The markets opened with a gap down and treaded lower mirroring the fall in the Asian markets. Anticipation of a gap down opening in the European markets only made matters worse. The markets hit intra-day lows immediately after the European markets opened weak.
Aggressive short-covering, along with emergence of some fresh buying in sharply battered stocks, led to a vertical upmove till the penultimate hour of trade. Thereafter, profit-booking at higher levels and apprehension of carrying forward long positions to the next trading day capped the momentum. The small decline in food inflation number against the previous week also provided some support.
Volatility ruled the roost as uncertainty over the Greece debt issues and its contagion effect on other countries added to the uncertainty.
Meanwhile, IT stocks witnessed profit-booking after yesterday's display of strong resilience while metals, capital goods, realty and power stocks continued to face selling pressure.

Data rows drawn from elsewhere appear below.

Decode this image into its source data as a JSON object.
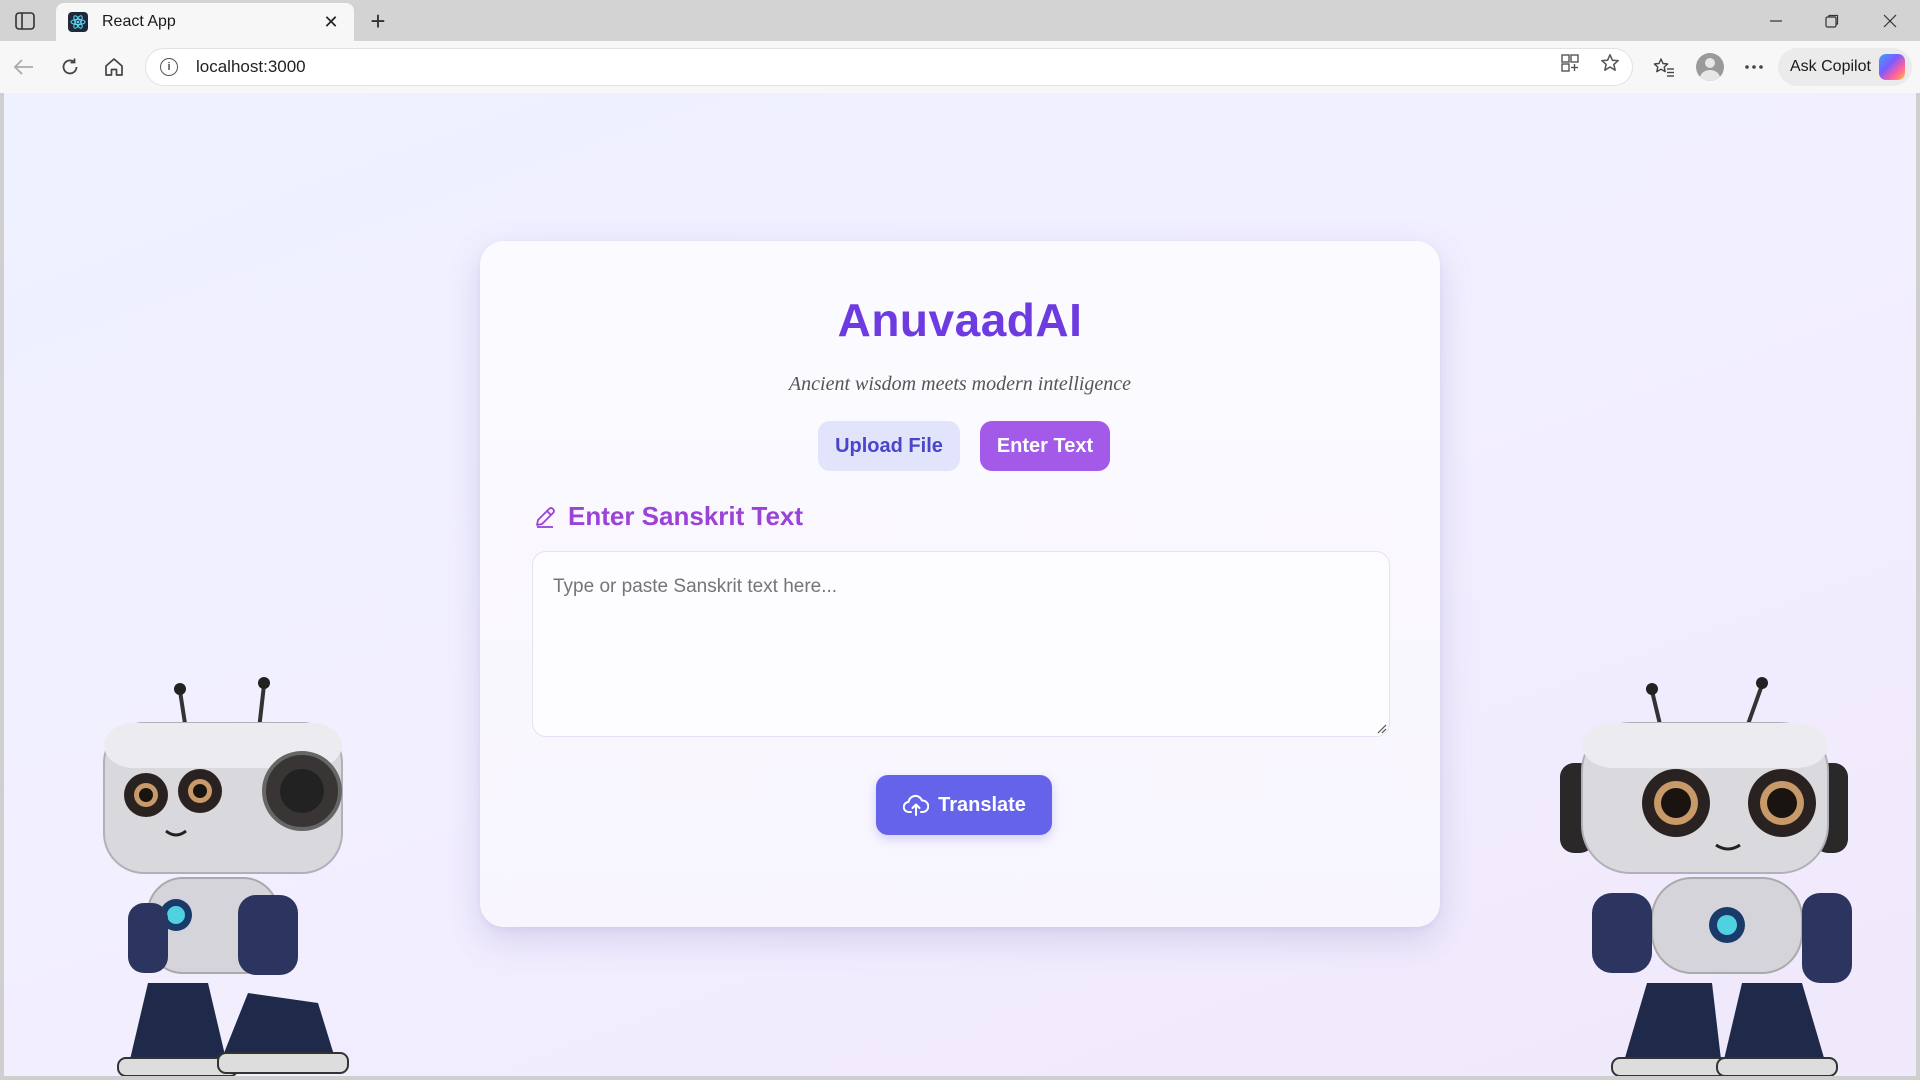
{
  "browser": {
    "tab_title": "React App",
    "url": "localhost:3000",
    "copilot_label": "Ask Copilot"
  },
  "app": {
    "title": "AnuvaadAI",
    "tagline": "Ancient wisdom meets modern intelligence",
    "mode_buttons": {
      "upload": "Upload File",
      "enter": "Enter Text",
      "selected": "Enter Text"
    },
    "section_label": "Enter Sanskrit Text",
    "textarea": {
      "value": "",
      "placeholder": "Type or paste Sanskrit text here..."
    },
    "translate_label": "Translate"
  },
  "icons": {
    "sidebar_toggle": "sidebar-toggle-icon",
    "favicon": "react-icon",
    "section": "pencil-icon",
    "translate": "cloud-upload-icon"
  },
  "colors": {
    "accent_title": "#6d3be0",
    "enter_button": "#a35ae8",
    "upload_button_bg": "#e1e4fb",
    "translate_button": "#6563ea",
    "section_label": "#9b43d6"
  }
}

Though global concerns have not eased, negatives, to an extent, seem to be discounted. Global markets (especially Europe), too, can be termed as oversold to some extent if not bottomed out given the fact that they are now trading near their 200-day moving average (strong support levels). The downside thus appears to be limited unless some major adverse event unfolds.
Domestic benchmarks, too, made sharp rebounds from the day's lows and remained above the support levels by a comfortable margin. One would thus do well to keep a close watch at the long-term support levels (200-day moving average for Nifty @ 4950) and start accumulating some quality stocks that seem to have been severely battered.